The Judgment also criticized the Prosecution’s use of intermediaries:  “The prosecution should not have delegated its investigative responsibilities to the intermediaries….notwithstanding the extensive security difficulties it faced” (para. 482).   The Guidelines (at p. 3) echo the principle that intermediaries are not a substitute for ICC staff.  But,  it is tough, if not impossible, to distinguish between the duties and functions of intermediaries (at p. 6 and in Annex I) and those of ICC staff.  There are definitely more “grey” areas than clear delineations of difference between ICC staff and intermediaries.

In addition, the prevalence of the use of intermediaries by the OTP, as well as other units, raises the spectre of a two-tiered system:  a more formalized quasi-staff structure of contracted intermediaries (with certain benefits and privileges), and a secondary, more local and informal structure of uncontracted/free agent intermediaries (whose support is decided on a case-by-case basis and who are likely to be at a greater risk, because they may have less or no access to resources provided by the UN).  A parallel to this is the unequal situation of ICTR employees in Arusha, where “foreign” nationals are paid at a higher rate than “local” staff,  although the positions and tasks of each may be similar or even identical.
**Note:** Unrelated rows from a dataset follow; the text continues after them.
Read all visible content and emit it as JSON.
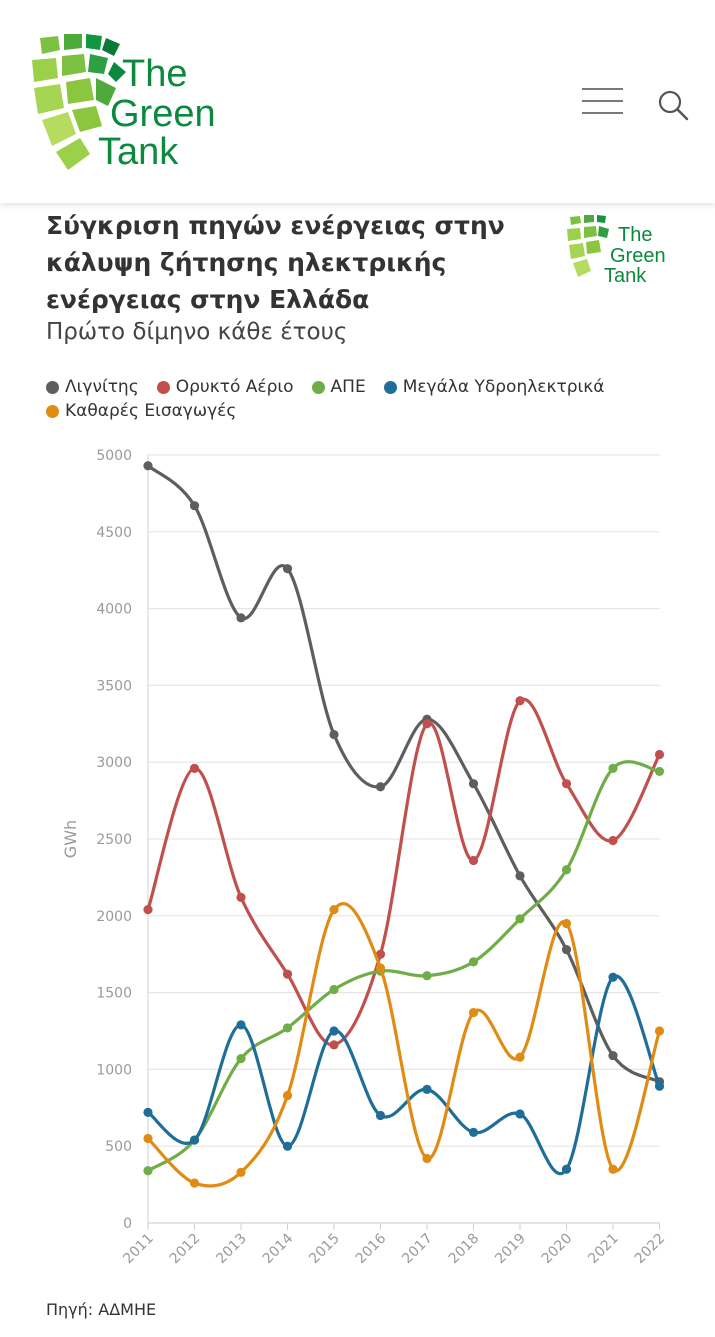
{
  "header": {
    "logo_text": [
      "The",
      "Green",
      "Tank"
    ],
    "menu_icon": "hamburger-menu-icon",
    "search_icon": "search-icon"
  },
  "title": "Σύγκριση πηγών ενέργειας στην κάλυψη ζήτησης ηλεκτρικής ενέργειας στην Ελλάδα",
  "subtitle": "Πρώτο δίμηνο κάθε έτους",
  "source": "Πηγή: ΑΔΜΗΕ",
  "colors": {
    "brand_green": "#7cc142",
    "brand_dark_green": "#0b8a3e",
    "grid": "#e6e6e6",
    "axis_text": "#9a9a9a"
  },
  "chart_data": {
    "type": "line",
    "ylabel": "GWh",
    "xlabel": "",
    "ylim": [
      0,
      5000
    ],
    "yticks": [
      0,
      500,
      1000,
      1500,
      2000,
      2500,
      3000,
      3500,
      4000,
      4500,
      5000
    ],
    "grid": true,
    "legend_position": "top",
    "categories": [
      "2011",
      "2012",
      "2013",
      "2014",
      "2015",
      "2016",
      "2017",
      "2018",
      "2019",
      "2020",
      "2021",
      "2022"
    ],
    "series": [
      {
        "name": "Λιγνίτης",
        "color": "#5e5e5e",
        "values": [
          4930,
          4670,
          3940,
          4260,
          3180,
          2840,
          3280,
          2860,
          2260,
          1780,
          1090,
          920
        ]
      },
      {
        "name": "Ορυκτό Αέριο",
        "color": "#c0504d",
        "values": [
          2040,
          2960,
          2120,
          1620,
          1160,
          1750,
          3250,
          2360,
          3400,
          2860,
          2490,
          3050
        ]
      },
      {
        "name": "ΑΠΕ",
        "color": "#70ad47",
        "values": [
          340,
          540,
          1070,
          1270,
          1520,
          1640,
          1610,
          1700,
          1980,
          2300,
          2960,
          2940
        ]
      },
      {
        "name": "Μεγάλα Υδροηλεκτρικά",
        "color": "#1f6e99",
        "values": [
          720,
          540,
          1290,
          500,
          1250,
          700,
          870,
          590,
          710,
          350,
          1600,
          890
        ]
      },
      {
        "name": "Καθαρές Εισαγωγές",
        "color": "#e08c14",
        "values": [
          550,
          260,
          330,
          830,
          2040,
          1660,
          420,
          1370,
          1080,
          1950,
          350,
          1250
        ]
      }
    ]
  }
}
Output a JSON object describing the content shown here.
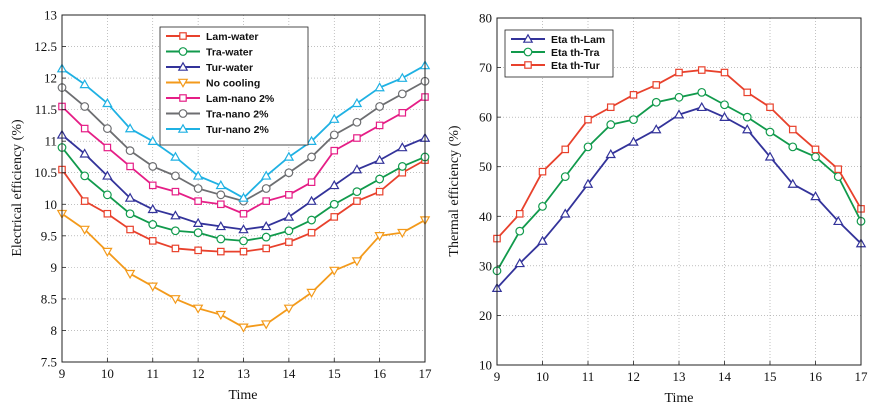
{
  "chart_data": [
    {
      "type": "line",
      "title": "",
      "xlabel": "Time",
      "ylabel": "Electrical efficiency (%)",
      "xlim": [
        9,
        17
      ],
      "ylim": [
        7.5,
        13
      ],
      "xticks": [
        "9",
        "10",
        "11",
        "12",
        "13",
        "14",
        "15",
        "16",
        "17"
      ],
      "yticks": [
        "7.5",
        "8",
        "8.5",
        "9",
        "9.5",
        "10",
        "10.5",
        "11",
        "11.5",
        "12",
        "12.5",
        "13"
      ],
      "grid": true,
      "legend_position": "top-center",
      "x": [
        9,
        9.5,
        10,
        10.5,
        11,
        11.5,
        12,
        12.5,
        13,
        13.5,
        14,
        14.5,
        15,
        15.5,
        16,
        16.5,
        17
      ],
      "series": [
        {
          "name": "Lam-water",
          "color": "#e8412c",
          "marker": "square",
          "values": [
            10.55,
            10.05,
            9.85,
            9.6,
            9.42,
            9.3,
            9.27,
            9.25,
            9.25,
            9.3,
            9.4,
            9.55,
            9.8,
            10.05,
            10.2,
            10.5,
            10.7
          ]
        },
        {
          "name": "Tra-water",
          "color": "#119a4c",
          "marker": "circle",
          "values": [
            10.9,
            10.45,
            10.15,
            9.85,
            9.68,
            9.58,
            9.55,
            9.45,
            9.42,
            9.48,
            9.58,
            9.75,
            10.0,
            10.2,
            10.4,
            10.6,
            10.75
          ]
        },
        {
          "name": "Tur-water",
          "color": "#33339a",
          "marker": "triangle-up",
          "values": [
            11.1,
            10.8,
            10.45,
            10.1,
            9.92,
            9.82,
            9.7,
            9.65,
            9.6,
            9.65,
            9.8,
            10.05,
            10.3,
            10.55,
            10.7,
            10.9,
            11.05
          ]
        },
        {
          "name": "No cooling",
          "color": "#f39a1b",
          "marker": "triangle-down",
          "values": [
            9.85,
            9.6,
            9.25,
            8.9,
            8.7,
            8.5,
            8.35,
            8.25,
            8.05,
            8.1,
            8.35,
            8.6,
            8.95,
            9.1,
            9.5,
            9.55,
            9.75
          ]
        },
        {
          "name": "Lam-nano 2%",
          "color": "#e51e86",
          "marker": "square",
          "values": [
            11.55,
            11.2,
            10.9,
            10.6,
            10.3,
            10.2,
            10.05,
            10.0,
            9.85,
            10.05,
            10.15,
            10.35,
            10.85,
            11.05,
            11.25,
            11.45,
            11.7
          ]
        },
        {
          "name": "Tra-nano 2%",
          "color": "#6d6e71",
          "marker": "circle",
          "values": [
            11.85,
            11.55,
            11.2,
            10.85,
            10.6,
            10.45,
            10.25,
            10.15,
            10.05,
            10.25,
            10.5,
            10.75,
            11.1,
            11.3,
            11.55,
            11.75,
            11.95
          ]
        },
        {
          "name": "Tur-nano 2%",
          "color": "#1fb1e3",
          "marker": "triangle-up",
          "values": [
            12.15,
            11.9,
            11.6,
            11.2,
            11.0,
            10.75,
            10.45,
            10.3,
            10.1,
            10.45,
            10.75,
            11.0,
            11.35,
            11.6,
            11.85,
            12.0,
            12.2
          ]
        }
      ]
    },
    {
      "type": "line",
      "title": "",
      "xlabel": "Time",
      "ylabel": "Thermal efficiency (%)",
      "xlim": [
        9,
        17
      ],
      "ylim": [
        10,
        80
      ],
      "xticks": [
        "9",
        "10",
        "11",
        "12",
        "13",
        "14",
        "15",
        "16",
        "17"
      ],
      "yticks": [
        "10",
        "20",
        "30",
        "40",
        "50",
        "60",
        "70",
        "80"
      ],
      "grid": true,
      "legend_position": "top-left",
      "x": [
        9,
        9.5,
        10,
        10.5,
        11,
        11.5,
        12,
        12.5,
        13,
        13.5,
        14,
        14.5,
        15,
        15.5,
        16,
        16.5,
        17
      ],
      "series": [
        {
          "name": "Eta th-Lam",
          "color": "#33339a",
          "marker": "triangle-up",
          "values": [
            25.5,
            30.5,
            35.0,
            40.5,
            46.5,
            52.5,
            55.0,
            57.5,
            60.5,
            62.0,
            60.0,
            57.5,
            52.0,
            46.5,
            44.0,
            39.0,
            34.5
          ]
        },
        {
          "name": "Eta th-Tra",
          "color": "#119a4c",
          "marker": "circle",
          "values": [
            29.0,
            37.0,
            42.0,
            48.0,
            54.0,
            58.5,
            59.5,
            63.0,
            64.0,
            65.0,
            62.5,
            60.0,
            57.0,
            54.0,
            52.0,
            48.0,
            39.0
          ]
        },
        {
          "name": "Eta th-Tur",
          "color": "#e8412c",
          "marker": "square",
          "values": [
            35.5,
            40.5,
            49.0,
            53.5,
            59.5,
            62.0,
            64.5,
            66.5,
            69.0,
            69.5,
            69.0,
            65.0,
            62.0,
            57.5,
            53.5,
            49.5,
            41.5
          ]
        }
      ]
    }
  ]
}
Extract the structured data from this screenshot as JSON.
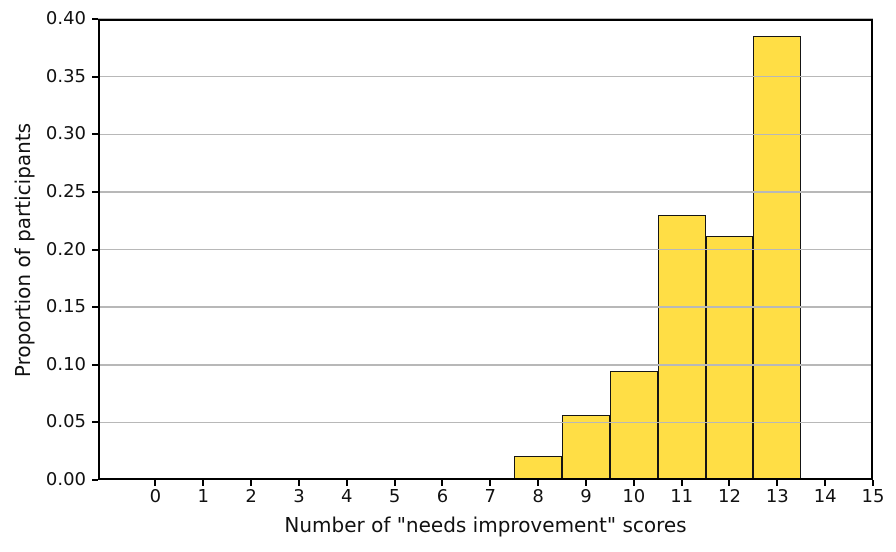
{
  "chart_data": {
    "type": "bar",
    "subtype": "histogram",
    "title": "",
    "xlabel": "Number of \"needs improvement\" scores",
    "ylabel": "Proportion of participants",
    "x": [
      0,
      1,
      2,
      3,
      4,
      5,
      6,
      7,
      8,
      9,
      10,
      11,
      12,
      13
    ],
    "values": [
      0.002,
      0.002,
      0.002,
      0.002,
      0.002,
      0.002,
      0.002,
      0.002,
      0.021,
      0.056,
      0.095,
      0.23,
      0.212,
      0.385
    ],
    "bar_width": 1.0,
    "xlim": [
      -1.2,
      15.0
    ],
    "ylim": [
      0.0,
      0.4
    ],
    "x_ticks": [
      0,
      1,
      2,
      3,
      4,
      5,
      6,
      7,
      8,
      9,
      10,
      11,
      12,
      13,
      14,
      15
    ],
    "x_tick_labels": [
      "0",
      "1",
      "2",
      "3",
      "4",
      "5",
      "6",
      "7",
      "8",
      "9",
      "10",
      "11",
      "12",
      "13",
      "14",
      "15"
    ],
    "y_ticks": [
      0.0,
      0.05,
      0.1,
      0.15,
      0.2,
      0.25,
      0.3,
      0.35,
      0.4
    ],
    "y_tick_labels": [
      "0.00",
      "0.05",
      "0.10",
      "0.15",
      "0.20",
      "0.25",
      "0.30",
      "0.35",
      "0.40"
    ],
    "grid": "horizontal-on-top",
    "legend": "none",
    "colors": {
      "bar_fill": "#ffde45",
      "bar_edge": "#151515",
      "gridline": "#b8b8b8",
      "spine": "#000000",
      "text": "#111111",
      "background": "#ffffff"
    }
  }
}
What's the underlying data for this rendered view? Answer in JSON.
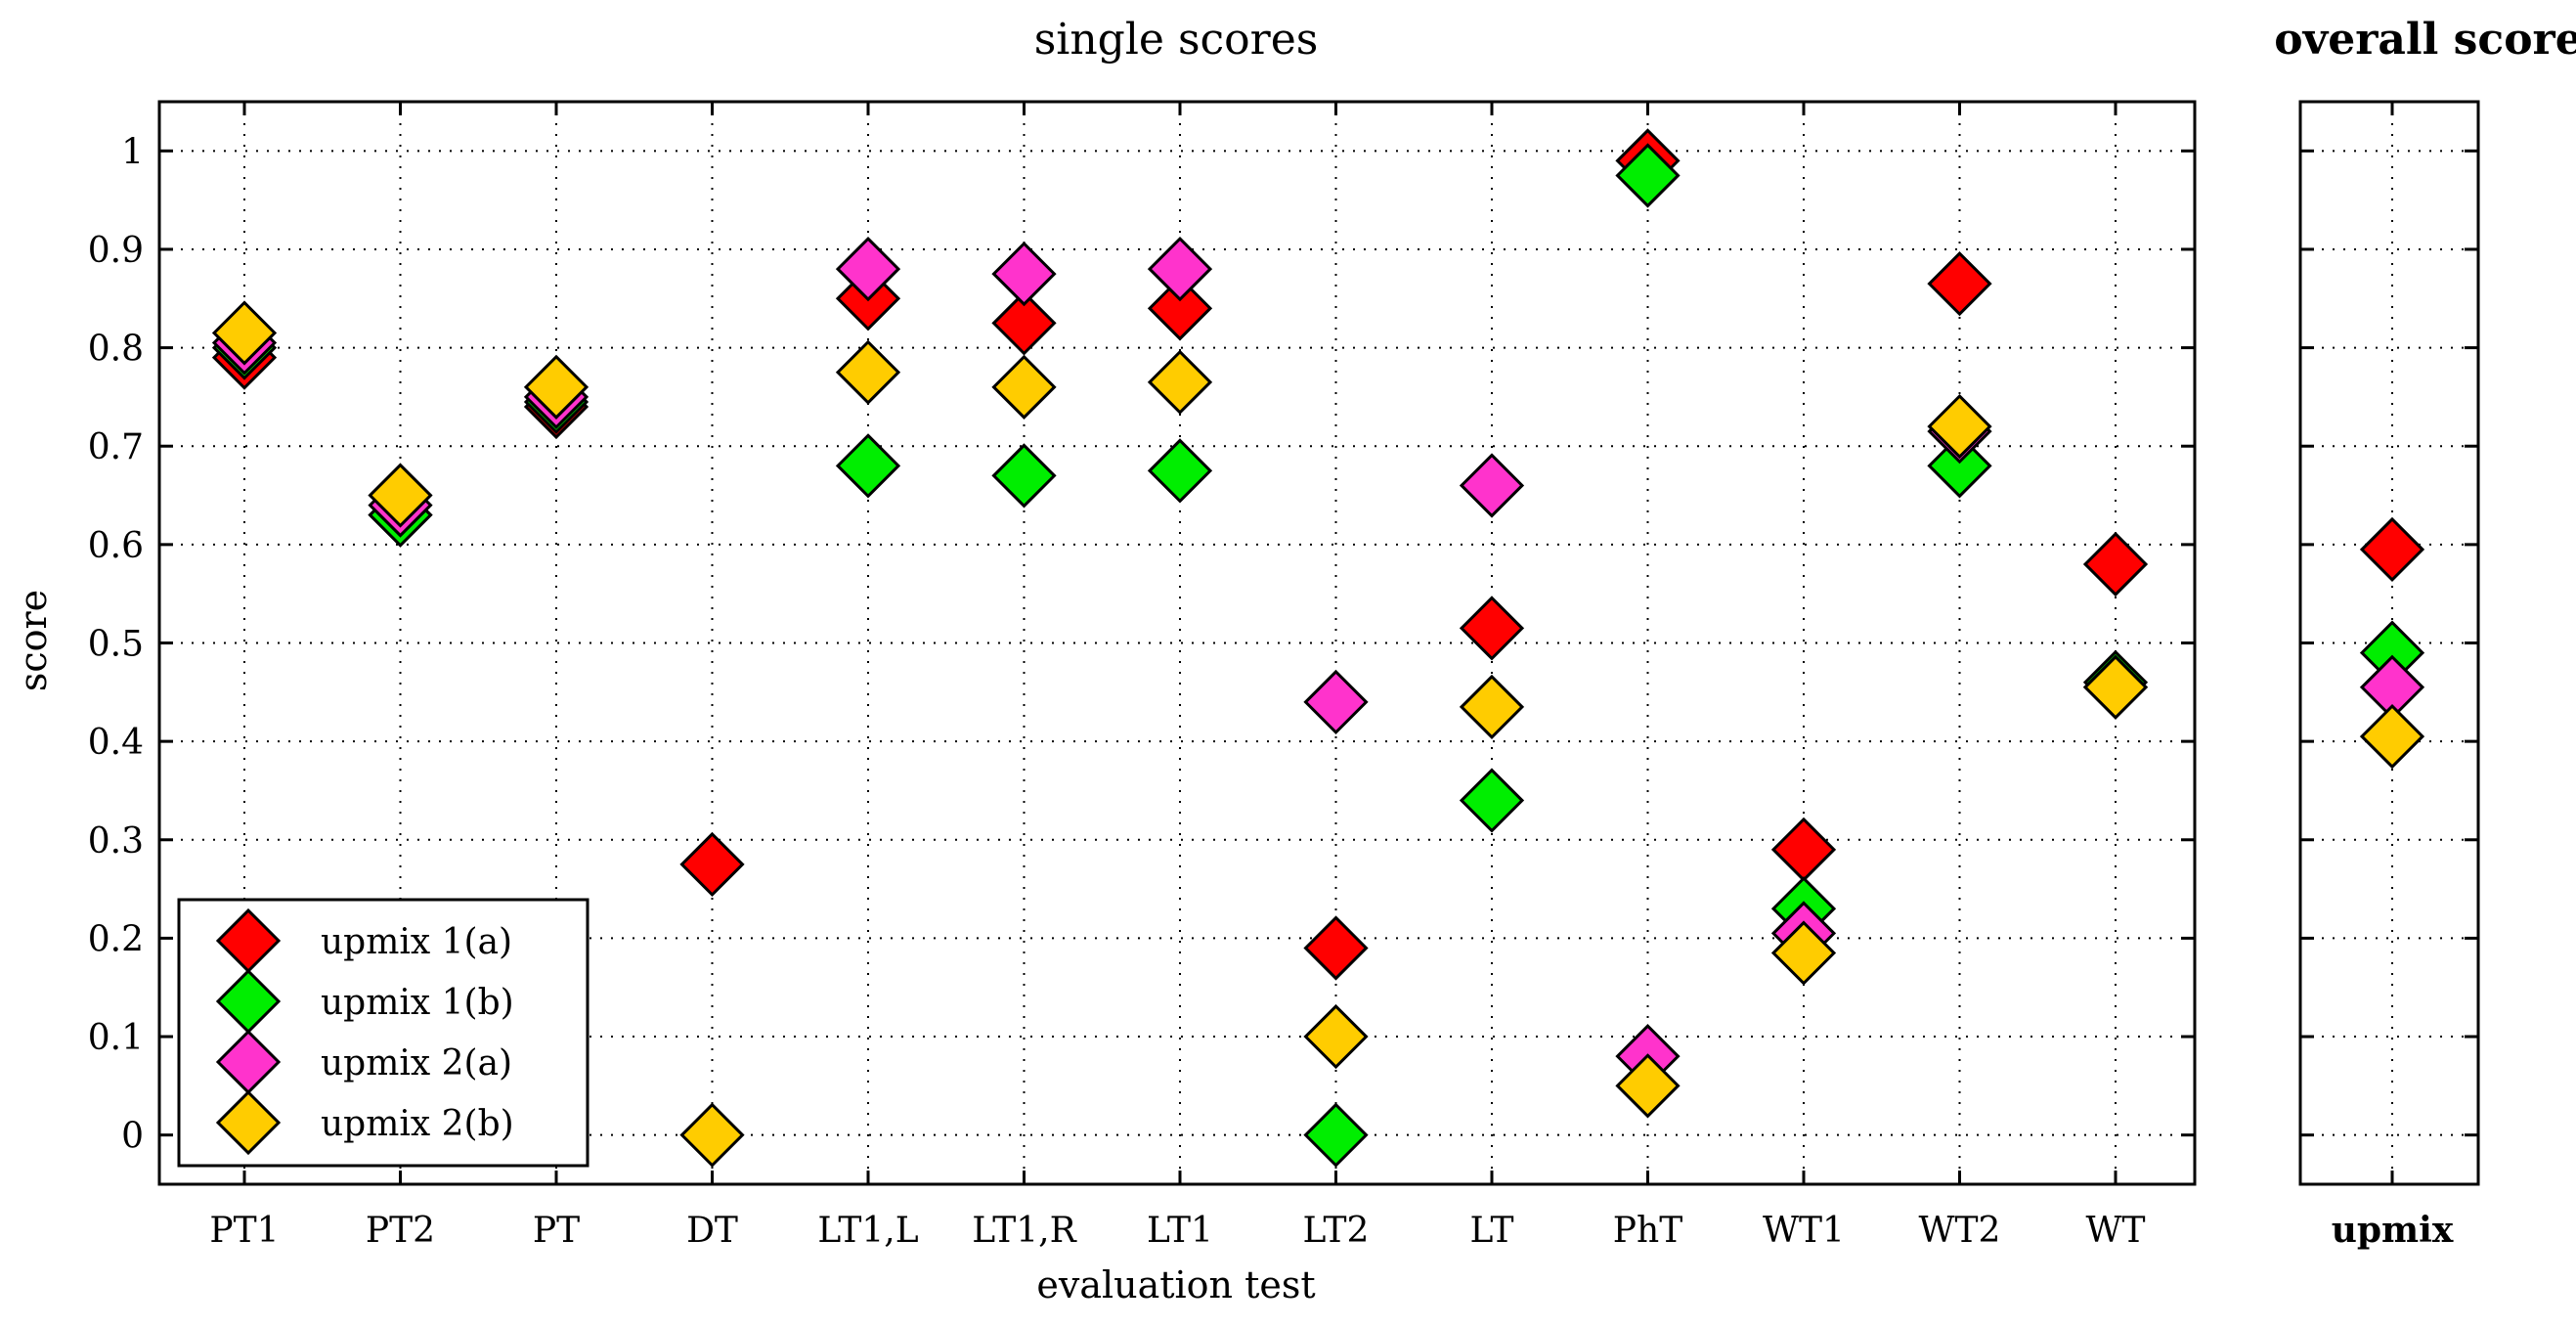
{
  "chart_data": [
    {
      "type": "scatter",
      "title": "single scores",
      "xlabel": "evaluation test",
      "ylabel": "score",
      "ylim": [
        -0.05,
        1.05
      ],
      "yticks": [
        0,
        0.1,
        0.2,
        0.3,
        0.4,
        0.5,
        0.6,
        0.7,
        0.8,
        0.9,
        1
      ],
      "ytick_labels": [
        "0",
        "0.1",
        "0.2",
        "0.3",
        "0.4",
        "0.5",
        "0.6",
        "0.7",
        "0.8",
        "0.9",
        "1"
      ],
      "grid": true,
      "legend_position": "bottom-left",
      "categories": [
        "PT1",
        "PT2",
        "PT",
        "DT",
        "LT1,L",
        "LT1,R",
        "LT1",
        "LT2",
        "LT",
        "PhT",
        "WT1",
        "WT2",
        "WT"
      ],
      "series": [
        {
          "name": "upmix 1(a)",
          "color": "#ff0000",
          "values": [
            0.79,
            0.63,
            0.74,
            0.275,
            0.85,
            0.825,
            0.84,
            0.19,
            0.515,
            0.99,
            0.29,
            0.865,
            0.58
          ]
        },
        {
          "name": "upmix 1(b)",
          "color": "#00ee00",
          "values": [
            0.8,
            0.63,
            0.745,
            null,
            0.68,
            0.67,
            0.675,
            0.0,
            0.34,
            0.975,
            0.23,
            0.68,
            0.46
          ]
        },
        {
          "name": "upmix 2(a)",
          "color": "#ff33cc",
          "values": [
            0.805,
            0.64,
            0.75,
            null,
            0.88,
            0.875,
            0.88,
            0.44,
            0.66,
            0.08,
            0.205,
            0.715,
            0.455
          ]
        },
        {
          "name": "upmix 2(b)",
          "color": "#ffcc00",
          "values": [
            0.815,
            0.65,
            0.76,
            0.0,
            0.775,
            0.76,
            0.765,
            0.1,
            0.435,
            0.05,
            0.185,
            0.72,
            0.455
          ]
        }
      ]
    },
    {
      "type": "scatter",
      "title": "overall score",
      "categories": [
        "upmix"
      ],
      "ylim": [
        -0.05,
        1.05
      ],
      "grid": true,
      "series": [
        {
          "name": "upmix 1(a)",
          "color": "#ff0000",
          "values": [
            0.595
          ]
        },
        {
          "name": "upmix 1(b)",
          "color": "#00ee00",
          "values": [
            0.49
          ]
        },
        {
          "name": "upmix 2(a)",
          "color": "#ff33cc",
          "values": [
            0.455
          ]
        },
        {
          "name": "upmix 2(b)",
          "color": "#ffcc00",
          "values": [
            0.405
          ]
        }
      ]
    }
  ]
}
The intermediary issue is not going away:  and it has fast become an integral part of international justice.  The Defence has taken the lead in challenging the use of intermediaries by by Prosecution, and its negative impact on their clients’ fair trial rights, especially in respect to disclosure.   In the wake of Lubanga, there have been decisions which establish protocols, on a case-by-case basis, for handling disclosure of information about intermediaries to the Defence.  For example, in September 2013, in the Kenya case against Ruto and Sang, the Trial Chamber ordered the confidential disclosure of a list of Prosecution intermediaries, who had contact with any Prosecution trial witnesses, including date of contact(s) and description of general purpose (s).  The Chamber denied the Prosecution’s motion for leave to appeal the decision.

But, the Guidelines make it clear that intermediaries are not only a concern for the Defence, but for anyone involved in the international justice system.   The potential for the mis-use and abuse of intermediaries has been realized time, and again.  But the question remains:  can the issues of intermediaries be resolved without considering the underlying reasons they exist in the first place?